Crooked politicians are often the poster boy for greater campaign finance regulation, used to justify every imaginable measure of government control over speech, from caps on donations to what words can appear in political advertising. In the eyes of many who wish to further regulate political speech, simply parading around corrupt officials is often enough to warrant more restrictions on what the average Joe can say when he wants to get involved in the political process.
But the dirty little secret of so-called campaign finance “reforms” is that they have nothing – NOTHING – to do with the kind of corruption that is splashed across the pages of the New York Times.
Take the trial of former New York State Senator, Malcolm Smith. Smith, a prominent Democratic State Senator from Queens, wanted to run for mayor of New York City as a Republican and, to further this end, is accused of bribing two Republican City Councilmen to help get his name on the ballot. The whole affair is full of the kind of underhanded dealings normally reserved for the movies, complete with brown paper bags filled with cash and wire-tapped meetings with FBI informants in empty parking lots.

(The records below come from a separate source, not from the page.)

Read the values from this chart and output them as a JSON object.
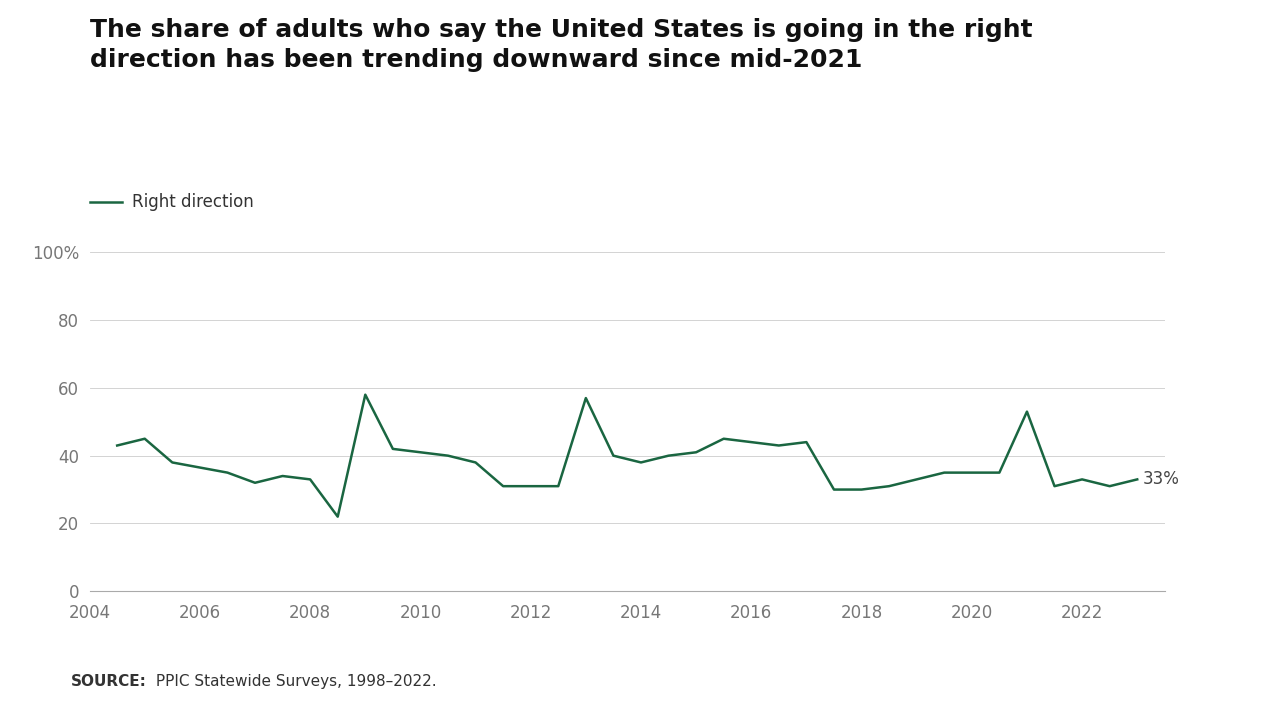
{
  "title": "The share of adults who say the United States is going in the right\ndirection has been trending downward since mid-2021",
  "line_label": "Right direction",
  "line_color": "#1a6641",
  "background_color": "#ffffff",
  "footer_bg_color": "#e8e8e8",
  "source_bold": "SOURCE:",
  "source_rest": " PPIC Statewide Surveys, 1998–2022.",
  "last_value_label": "33%",
  "x_values": [
    2004.5,
    2005.0,
    2005.5,
    2006.5,
    2007.0,
    2007.5,
    2008.0,
    2008.5,
    2009.0,
    2009.5,
    2010.5,
    2011.0,
    2011.5,
    2012.0,
    2012.5,
    2013.0,
    2013.5,
    2014.0,
    2014.5,
    2015.0,
    2015.5,
    2016.0,
    2016.5,
    2017.0,
    2017.5,
    2018.0,
    2018.5,
    2019.0,
    2019.5,
    2020.0,
    2020.5,
    2021.0,
    2021.5,
    2022.0,
    2022.5,
    2023.0
  ],
  "y_values": [
    43,
    45,
    38,
    35,
    32,
    34,
    33,
    22,
    58,
    42,
    40,
    38,
    31,
    31,
    31,
    57,
    40,
    38,
    40,
    41,
    45,
    44,
    43,
    44,
    30,
    30,
    31,
    33,
    35,
    35,
    35,
    53,
    31,
    33,
    31,
    33
  ],
  "ylim": [
    0,
    100
  ],
  "xlim": [
    2004,
    2023.5
  ],
  "yticks": [
    0,
    20,
    40,
    60,
    80,
    100
  ],
  "ytick_labels": [
    "0",
    "20",
    "40",
    "60",
    "80",
    "100%"
  ],
  "xticks": [
    2004,
    2006,
    2008,
    2010,
    2012,
    2014,
    2016,
    2018,
    2020,
    2022
  ],
  "xtick_labels": [
    "2004",
    "2006",
    "2008",
    "2010",
    "2012",
    "2014",
    "2016",
    "2018",
    "2020",
    "2022"
  ]
}
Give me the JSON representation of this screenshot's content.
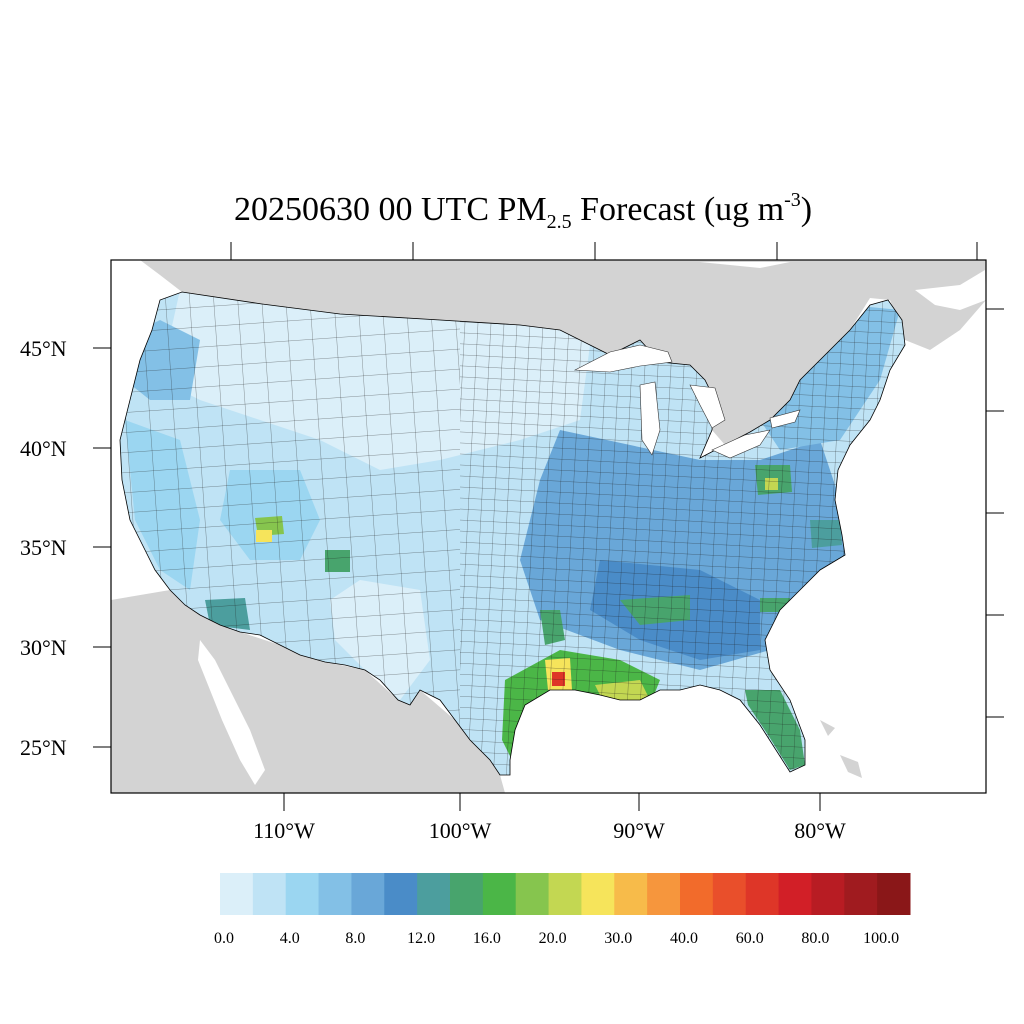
{
  "title": {
    "prefix": "20250630 00 UTC PM",
    "subscript": "2.5",
    "middle": " Forecast (ug m",
    "superscript": "-3",
    "suffix": ")"
  },
  "map": {
    "region": "Contiguous United States",
    "projection": "Lambert Conformal",
    "background_land_color": "#d3d3d3",
    "ocean_color": "#ffffff",
    "county_outline_color": "#000000",
    "lat_labels": [
      "45°N",
      "40°N",
      "35°N",
      "30°N",
      "25°N"
    ],
    "lon_labels": [
      "110°W",
      "100°W",
      "90°W",
      "80°W"
    ]
  },
  "colorbar": {
    "colors": [
      "#dbeff9",
      "#bfe3f5",
      "#9bd6f1",
      "#83c0e6",
      "#69a7d8",
      "#4a8cc8",
      "#4c9e9e",
      "#48a46d",
      "#4bb647",
      "#86c54e",
      "#c3d752",
      "#f6e45b",
      "#f7bb4a",
      "#f6963d",
      "#f26b2b",
      "#e94f2b",
      "#de3628",
      "#d21f27",
      "#b81c23",
      "#a01b1f",
      "#8a1718"
    ],
    "labels": [
      "0.0",
      "4.0",
      "8.0",
      "12.0",
      "16.0",
      "20.0",
      "30.0",
      "40.0",
      "60.0",
      "80.0",
      "100.0"
    ]
  },
  "hotspots": [
    {
      "area": "Houston, TX",
      "level": "40.0–80.0"
    },
    {
      "area": "Louisiana Gulf Coast",
      "level": "20.0–30.0"
    },
    {
      "area": "Southern Florida",
      "level": "12.0–16.0"
    },
    {
      "area": "Eastern Ohio / West Virginia",
      "level": "16.0–30.0"
    },
    {
      "area": "Four Corners, AZ",
      "level": "20.0–30.0"
    }
  ]
}
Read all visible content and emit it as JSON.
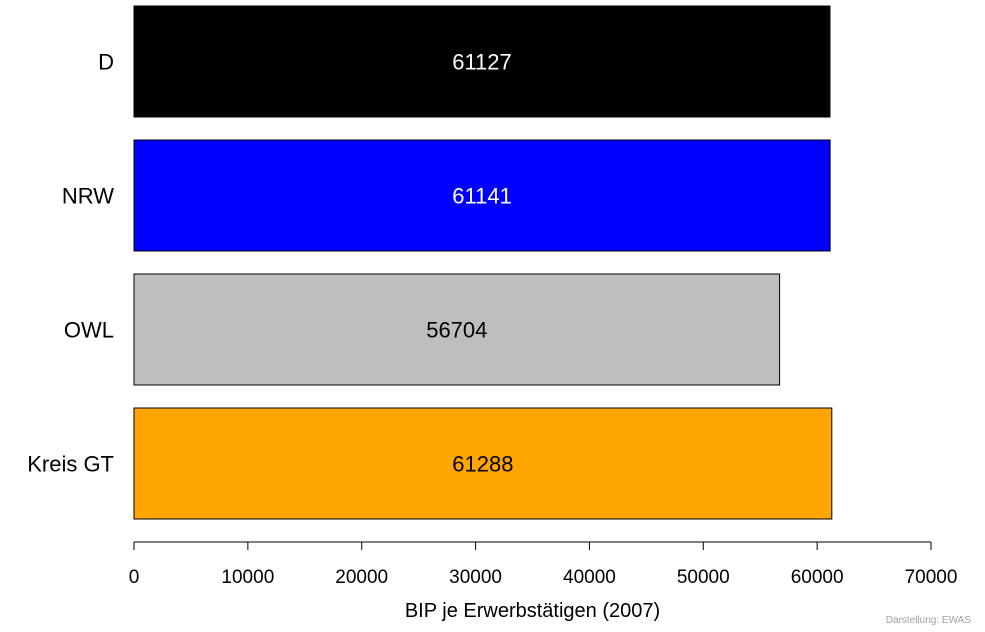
{
  "chart_data": {
    "type": "bar",
    "orientation": "horizontal",
    "categories": [
      "D",
      "NRW",
      "OWL",
      "Kreis GT"
    ],
    "values": [
      61127,
      61141,
      56704,
      61288
    ],
    "data_labels": [
      "61127",
      "61141",
      "56704",
      "61288"
    ],
    "colors": [
      "#000000",
      "#0000FF",
      "#BEBEBE",
      "#FFA500"
    ],
    "label_colors": [
      "#FFFFFF",
      "#FFFFFF",
      "#000000",
      "#000000"
    ],
    "xlabel": "BIP je Erwerbstätigen (2007)",
    "xlim": [
      0,
      70000
    ],
    "xticks": [
      0,
      10000,
      20000,
      30000,
      40000,
      50000,
      60000,
      70000
    ],
    "xtick_labels": [
      "0",
      "10000",
      "20000",
      "30000",
      "40000",
      "50000",
      "60000",
      "70000"
    ],
    "grid": false
  },
  "credit": "Darstellung: EWAS"
}
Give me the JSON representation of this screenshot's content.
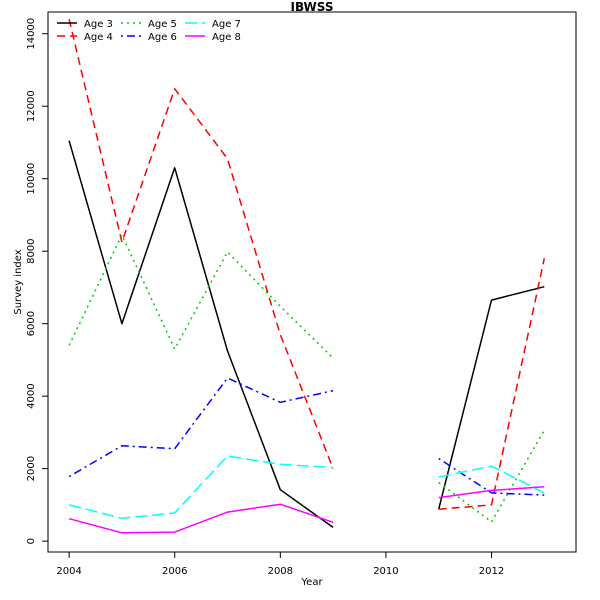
{
  "chart_data": {
    "type": "line",
    "title": "IBWSS",
    "xlabel": "Year",
    "ylabel": "Survey index",
    "xlim": [
      2003.6,
      2013.6
    ],
    "ylim": [
      -300,
      14600
    ],
    "x_ticks": [
      2004,
      2006,
      2008,
      2010,
      2012
    ],
    "y_ticks": [
      0,
      2000,
      4000,
      6000,
      8000,
      10000,
      12000,
      14000
    ],
    "grid": false,
    "legend_position": "top-left",
    "series": [
      {
        "name": "Age 3",
        "color": "#000000",
        "dash": "solid",
        "segments": [
          {
            "x": [
              2004,
              2005,
              2006,
              2007,
              2008,
              2009
            ],
            "y": [
              11050,
              6000,
              10300,
              5250,
              1420,
              380
            ]
          },
          {
            "x": [
              2011,
              2012,
              2013
            ],
            "y": [
              880,
              6650,
              7020
            ]
          }
        ]
      },
      {
        "name": "Age 4",
        "color": "#ff0000",
        "dash": "dashed",
        "segments": [
          {
            "x": [
              2004,
              2005,
              2006,
              2007,
              2008,
              2009
            ],
            "y": [
              14400,
              8250,
              12480,
              10550,
              5700,
              2000
            ]
          },
          {
            "x": [
              2011,
              2012,
              2013
            ],
            "y": [
              880,
              1000,
              7800
            ]
          }
        ]
      },
      {
        "name": "Age 5",
        "color": "#00cd00",
        "dash": "dotted",
        "segments": [
          {
            "x": [
              2004,
              2005,
              2006,
              2007,
              2008,
              2009
            ],
            "y": [
              5400,
              8450,
              5300,
              7980,
              6480,
              5050
            ]
          },
          {
            "x": [
              2011,
              2012,
              2013
            ],
            "y": [
              1620,
              530,
              3060
            ]
          }
        ]
      },
      {
        "name": "Age 6",
        "color": "#0000ff",
        "dash": "dotdash",
        "segments": [
          {
            "x": [
              2004,
              2005,
              2006,
              2007,
              2008,
              2009
            ],
            "y": [
              1780,
              2630,
              2550,
              4500,
              3830,
              4150
            ]
          },
          {
            "x": [
              2011,
              2012,
              2013
            ],
            "y": [
              2280,
              1330,
              1270
            ]
          }
        ]
      },
      {
        "name": "Age 7",
        "color": "#00ffff",
        "dash": "longdash",
        "segments": [
          {
            "x": [
              2004,
              2005,
              2006,
              2007,
              2008,
              2009
            ],
            "y": [
              1000,
              630,
              780,
              2350,
              2120,
              2030
            ]
          },
          {
            "x": [
              2011,
              2012,
              2013
            ],
            "y": [
              1770,
              2070,
              1330
            ]
          }
        ]
      },
      {
        "name": "Age 8",
        "color": "#ff00ff",
        "dash": "solid",
        "segments": [
          {
            "x": [
              2004,
              2005,
              2006,
              2007,
              2008,
              2009
            ],
            "y": [
              620,
              230,
              250,
              800,
              1020,
              520
            ]
          },
          {
            "x": [
              2011,
              2012,
              2013
            ],
            "y": [
              1200,
              1400,
              1500
            ]
          }
        ]
      }
    ]
  }
}
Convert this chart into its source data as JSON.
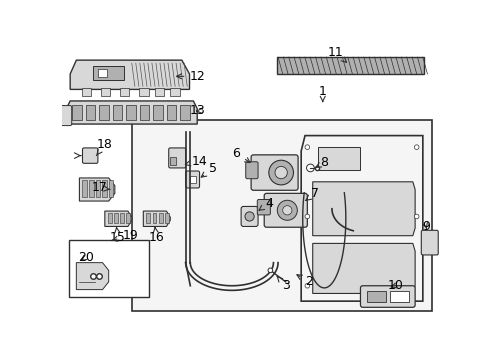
{
  "bg_color": "#f5f5f5",
  "white": "#ffffff",
  "light_gray": "#d8d8d8",
  "mid_gray": "#b0b0b0",
  "dark_gray": "#606060",
  "line_color": "#303030",
  "line_color2": "#555555"
}
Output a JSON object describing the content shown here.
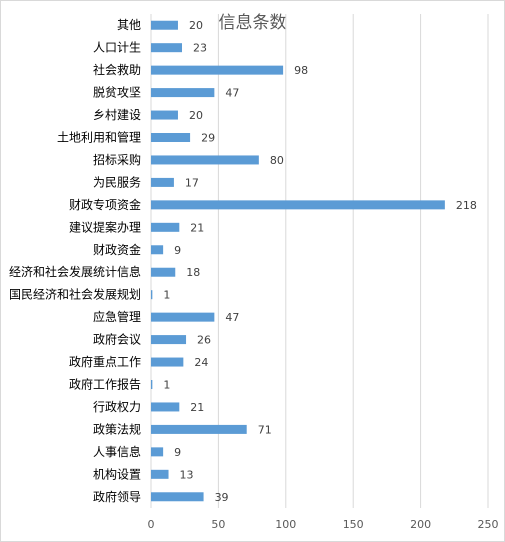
{
  "chart_data": {
    "type": "bar",
    "orientation": "horizontal",
    "title": "信息条数",
    "categories": [
      "其他",
      "人口计生",
      "社会救助",
      "脱贫攻坚",
      "乡村建设",
      "土地利用和管理",
      "招标采购",
      "为民服务",
      "财政专项资金",
      "建议提案办理",
      "财政资金",
      "经济和社会发展统计信息",
      "国民经济和社会发展规划",
      "应急管理",
      "政府会议",
      "政府重点工作",
      "政府工作报告",
      "行政权力",
      "政策法规",
      "人事信息",
      "机构设置",
      "政府领导"
    ],
    "values": [
      20,
      23,
      98,
      47,
      20,
      29,
      80,
      17,
      218,
      21,
      9,
      18,
      1,
      47,
      26,
      24,
      1,
      21,
      71,
      9,
      13,
      39
    ],
    "xlim": [
      0,
      250
    ],
    "xticks": [
      "0",
      "50",
      "100",
      "150",
      "200",
      "250"
    ],
    "grid": true,
    "bar_color": "#5b9bd5",
    "grid_color": "#d9d9d9",
    "data_labels": true
  }
}
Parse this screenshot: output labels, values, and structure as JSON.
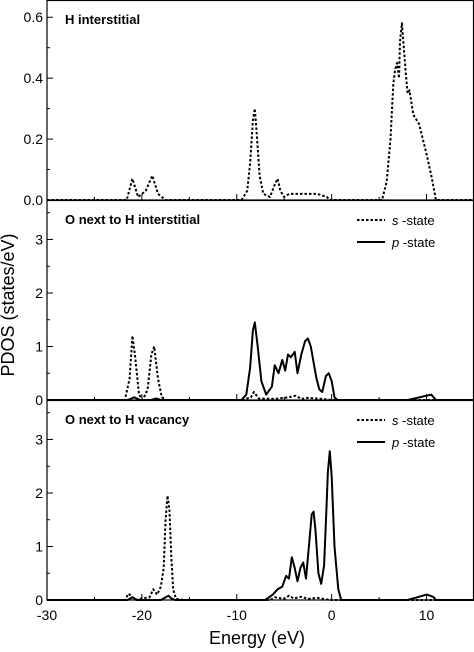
{
  "ylabel": "PDOS (states/eV)",
  "xlabel": "Energy (eV)",
  "x_ticks": [
    -30,
    -20,
    -10,
    0,
    10
  ],
  "chart_data": [
    {
      "type": "line",
      "title": "H interstitial",
      "xlim": [
        -30,
        15
      ],
      "ylim": [
        0,
        0.65
      ],
      "y_ticks": [
        "0.0",
        "0.2",
        "0.4",
        "0.6"
      ],
      "legend": null,
      "series": [
        {
          "style": "dotted",
          "x": [
            -30,
            -21.6,
            -21,
            -20.4,
            -19.6,
            -18.9,
            -18.3,
            -17.5,
            -9.5,
            -8.9,
            -8.6,
            -8.3,
            -8.1,
            -7.9,
            -7.6,
            -7.2,
            -6.5,
            -6,
            -5.7,
            -5.4,
            -5,
            -4.5,
            -3.5,
            -2.5,
            -1.5,
            -0.5,
            -0.2,
            0,
            5.3,
            5.8,
            6.2,
            6.5,
            6.7,
            6.9,
            7.1,
            7.2,
            7.4,
            7.6,
            7.8,
            8.0,
            8.2,
            8.6,
            9.2,
            10.0,
            10.5,
            11,
            15
          ],
          "y": [
            0,
            0,
            0.07,
            0.01,
            0.03,
            0.08,
            0.02,
            0,
            0,
            0.03,
            0.12,
            0.26,
            0.3,
            0.22,
            0.08,
            0.02,
            0.01,
            0.05,
            0.07,
            0.03,
            0.01,
            0.02,
            0.02,
            0.02,
            0.02,
            0.01,
            0,
            0,
            0,
            0.06,
            0.2,
            0.38,
            0.43,
            0.45,
            0.4,
            0.52,
            0.58,
            0.5,
            0.42,
            0.35,
            0.36,
            0.28,
            0.25,
            0.15,
            0.08,
            0,
            0
          ]
        }
      ]
    },
    {
      "type": "line",
      "title": "O next to H interstitial",
      "xlim": [
        -30,
        15
      ],
      "ylim": [
        0,
        3.7
      ],
      "y_ticks": [
        "0",
        "1",
        "2",
        "3"
      ],
      "legend": [
        "s -state",
        "p -state"
      ],
      "series": [
        {
          "name": "s -state",
          "style": "dotted",
          "x": [
            -30,
            -21.8,
            -21.3,
            -21,
            -20.7,
            -20.3,
            -19.9,
            -19.4,
            -19,
            -18.7,
            -18.3,
            -17.9,
            -17.4,
            -9.5,
            -8.5,
            -8.2,
            -7.7,
            -6,
            -4.5,
            -3.8,
            -3.2,
            -2.5,
            -1,
            -0.5,
            0,
            15
          ],
          "y": [
            0,
            0,
            0.4,
            1.2,
            0.8,
            0.1,
            0,
            0.2,
            0.85,
            1.0,
            0.4,
            0.05,
            0,
            0,
            0.05,
            0.15,
            0.03,
            0.02,
            0.05,
            0.08,
            0.02,
            0.04,
            0.02,
            0.01,
            0,
            0
          ]
        },
        {
          "name": "p -state",
          "style": "solid",
          "x": [
            -30,
            -21.5,
            -20.8,
            -20.2,
            -19,
            -18.5,
            -18,
            -9.5,
            -9.0,
            -8.6,
            -8.3,
            -8.1,
            -7.8,
            -7.4,
            -6.9,
            -6.3,
            -6.0,
            -5.6,
            -5.2,
            -4.9,
            -4.6,
            -4.3,
            -3.9,
            -3.6,
            -3.2,
            -2.8,
            -2.5,
            -2.2,
            -1.9,
            -1.6,
            -1.3,
            -1.0,
            -0.6,
            -0.3,
            0,
            0.3,
            0.6,
            1,
            8,
            9,
            10,
            10.5,
            11,
            15
          ],
          "y": [
            0,
            0,
            0.05,
            0,
            0,
            0.03,
            0,
            0,
            0.1,
            0.6,
            1.3,
            1.45,
            1.0,
            0.35,
            0.1,
            0.25,
            0.65,
            0.5,
            0.75,
            0.55,
            0.85,
            0.8,
            0.9,
            0.5,
            0.85,
            1.1,
            1.15,
            1.0,
            0.7,
            0.4,
            0.2,
            0.15,
            0.45,
            0.5,
            0.35,
            0.05,
            0,
            0,
            0,
            0.04,
            0.08,
            0.1,
            0,
            0
          ]
        }
      ]
    },
    {
      "type": "line",
      "title": "O next to H vacancy",
      "xlim": [
        -30,
        15
      ],
      "ylim": [
        0,
        3.7
      ],
      "y_ticks": [
        "0",
        "1",
        "2",
        "3"
      ],
      "legend": [
        "s -state",
        "p -state"
      ],
      "series": [
        {
          "name": "s -state",
          "style": "dotted",
          "x": [
            -30,
            -21.8,
            -21.4,
            -21,
            -20.6,
            -20,
            -19.2,
            -18.8,
            -18.4,
            -18,
            -17.7,
            -17.5,
            -17.3,
            -17.1,
            -16.9,
            -16.7,
            -16.4,
            -15.5,
            -6.5,
            -6,
            -5,
            -4.5,
            -4,
            -3.2,
            -2.5,
            -1.5,
            -0.5,
            0,
            15
          ],
          "y": [
            0,
            0,
            0.12,
            0.05,
            0,
            0.03,
            0.05,
            0.2,
            0.1,
            0.25,
            0.6,
            1.5,
            1.95,
            1.7,
            0.8,
            0.2,
            0.02,
            0,
            0,
            0.05,
            0.02,
            0.08,
            0.03,
            0.06,
            0.02,
            0.04,
            0.01,
            0,
            0
          ]
        },
        {
          "name": "p -state",
          "style": "solid",
          "x": [
            -30,
            -21.5,
            -21,
            -20.5,
            -18,
            -17.5,
            -17.2,
            -16.9,
            -16.5,
            -7,
            -6.2,
            -5.7,
            -5.2,
            -4.8,
            -4.5,
            -4.2,
            -3.9,
            -3.6,
            -3.3,
            -3.0,
            -2.7,
            -2.4,
            -2.1,
            -1.9,
            -1.7,
            -1.4,
            -1.1,
            -0.8,
            -0.6,
            -0.4,
            -0.2,
            0,
            0.3,
            0.7,
            1,
            8,
            9,
            10,
            10.7,
            11,
            15
          ],
          "y": [
            0,
            0,
            0.05,
            0,
            0,
            0.05,
            0.08,
            0.03,
            0,
            0,
            0.1,
            0.2,
            0.25,
            0.45,
            0.4,
            0.8,
            0.6,
            0.35,
            0.6,
            0.7,
            0.4,
            1.0,
            1.6,
            1.65,
            1.3,
            0.5,
            0.3,
            0.65,
            1.5,
            2.4,
            2.78,
            2.3,
            1.0,
            0.2,
            0,
            0,
            0.05,
            0.1,
            0.06,
            0,
            0
          ]
        }
      ]
    }
  ]
}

Smith and his co-conspirators have been charged with wire fraud, mail fraud, bribery, and extortion.
What they are not being charged with, however, is violating New York’s endless campaign finance red tape.
Campaign finance laws, despite what their supporters will tell you, do not fight political corruption – at least not the “Malcolm Smith-style” corruption that most Americans imagine. There have been U.S. laws against real corruption since 1789. When campaign finance “reformers” discuss the problem of corruption, they are talking about individual citizens (at least the ones they disagree with) who, in the minds of the speech regulatory community, are voicing their opinions “too loudly” and, therefore potentially influencing politicians too much.
If anything, campaign finance regulations help encourage true, overt corruption by bolstering incumbency and transforming every statehouse in the country into a network of political insiders. Entrenched incumbents have far less fear of disappointing their constituents, seldom have to worry about a well-financed challenger finding the skeletons in their closet, and are often able to avoid the light of public scrutiny that comes with a contested election. Without those checks on political power, unscrupulous politicians are more likely to engage in nefarious behavior.
That is not to say that all politicians are corrupt. Based on the rarity of instances of true corruption, quite the opposite is probably the case. And in those rare cases, we already have a plethora of laws on the books to properly and severely punish those criminals.
So, it is important not to be fooled by the “corruption” sleight of hand – imagining that campaign finance regulations stop paper bag bribes and shady business deals – when they actually censor the “undesirable” opinions of millions of Americans.